I'm going to simplify a bit to hopefully get at the crux of my question.
I have a spreadsheet in which a cell has a massive formula. (Again, I'm simplifying to avoid a question that is so long no one will read it).
At the last minute, a new variable was introduced. If this new variable is less than the value of that formula, the formula should return this new variable instead.
This is a perfect use of the MIN() function, but I'm having challenges getting the MIN() function to use a complex formula (which has many IF statements in it) as one of its arguments and a data range as another.

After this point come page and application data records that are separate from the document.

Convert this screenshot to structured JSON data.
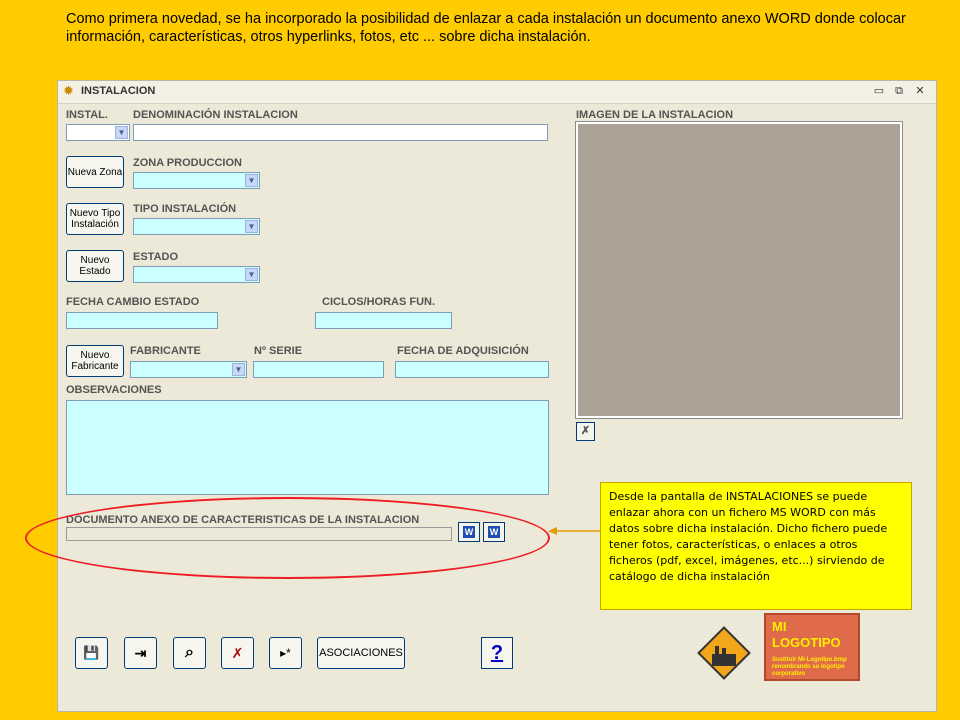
{
  "intro_text": "Como primera novedad, se ha incorporado la posibilidad de enlazar a cada instalación un documento anexo WORD donde colocar información, características, otros hyperlinks, fotos, etc ... sobre dicha instalación.",
  "window": {
    "title": "INSTALACION",
    "minimize": "▭",
    "restore": "⧉",
    "close": "✕"
  },
  "labels": {
    "instal": "INSTAL.",
    "denominacion": "DENOMINACIÓN INSTALACION",
    "zona": "ZONA PRODUCCION",
    "tipo": "TIPO INSTALACIÓN",
    "estado": "ESTADO",
    "fecha_cambio": "FECHA CAMBIO ESTADO",
    "ciclos": "CICLOS/HORAS FUN.",
    "fabricante": "FABRICANTE",
    "serie": "Nº SERIE",
    "fecha_adq": "FECHA DE ADQUISICIÓN",
    "observaciones": "OBSERVACIONES",
    "imagen": "IMAGEN DE LA INSTALACION",
    "documento": "DOCUMENTO ANEXO DE CARACTERISTICAS DE LA INSTALACION"
  },
  "buttons": {
    "nueva_zona": "Nueva Zona",
    "nuevo_tipo": "Nuevo Tipo Instalación",
    "nuevo_estado": "Nuevo Estado",
    "nuevo_fabricante": "Nuevo Fabricante",
    "asociaciones": "ASOCIACIONES",
    "help": "?"
  },
  "callout_text": "Desde la pantalla de INSTALACIONES se puede enlazar ahora con un fichero MS WORD con más datos sobre dicha instalación. Dicho fichero puede tener fotos, características, o enlaces a otros ficheros (pdf, excel, imágenes, etc...) sirviendo de catálogo de dicha instalación",
  "logo": {
    "title": "MI LOGOTIPO",
    "subtitle": "Sustituir Mi-Logotipo.bmp renombrando su logotipo corporativo"
  },
  "icons": {
    "save": "💾",
    "exit": "⇥",
    "search": "⌕",
    "delete": "✗",
    "next": "▸*",
    "image_delete": "✗",
    "word": "W"
  },
  "colors": {
    "background": "#ffcc00",
    "callout": "#ffff00",
    "highlight": "#ee1c25",
    "field": "#ccffff"
  }
}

For example, this did not work:
MIN(NEW_DATA_RANGE,IF(x=y/pi...))
Where NEW_DATA_RANGE is a data range containing the new variable.
If I replace NEW_DATA_RANGE with a literal constant, it works fine. Similarly, if I replace the formula with a literal constant, it works fine. But when I try to take the MIN() of a value in the data range and a complex formula, LibreOffice always returns zero (0).
Is this likely a bug in LibreOffice Calc, or is there some reason you can't use a data range and complex formula as arguments for the MIN() function?
91 Answer
Although the documentation isn't very specific about this, MIN() expects either a range of cells, or a list of values as parameters. As your function returns a value, the other parameters for MIN() also have to be values. So you need to pass NEW_DATA_RANGE as a parameter to another function returning a value. Eg.
=MIN(MIN(NEW_DATA_RANGE),IF(x=y/pi...))If NEW_DATA_RANGE can contain an empty cell
=IF(ISEMPTY(A),IF(x=y/pi...),MIN(MIN(A),IF(x=y/pi...)))I would replace the IF(...) by a user-defined function.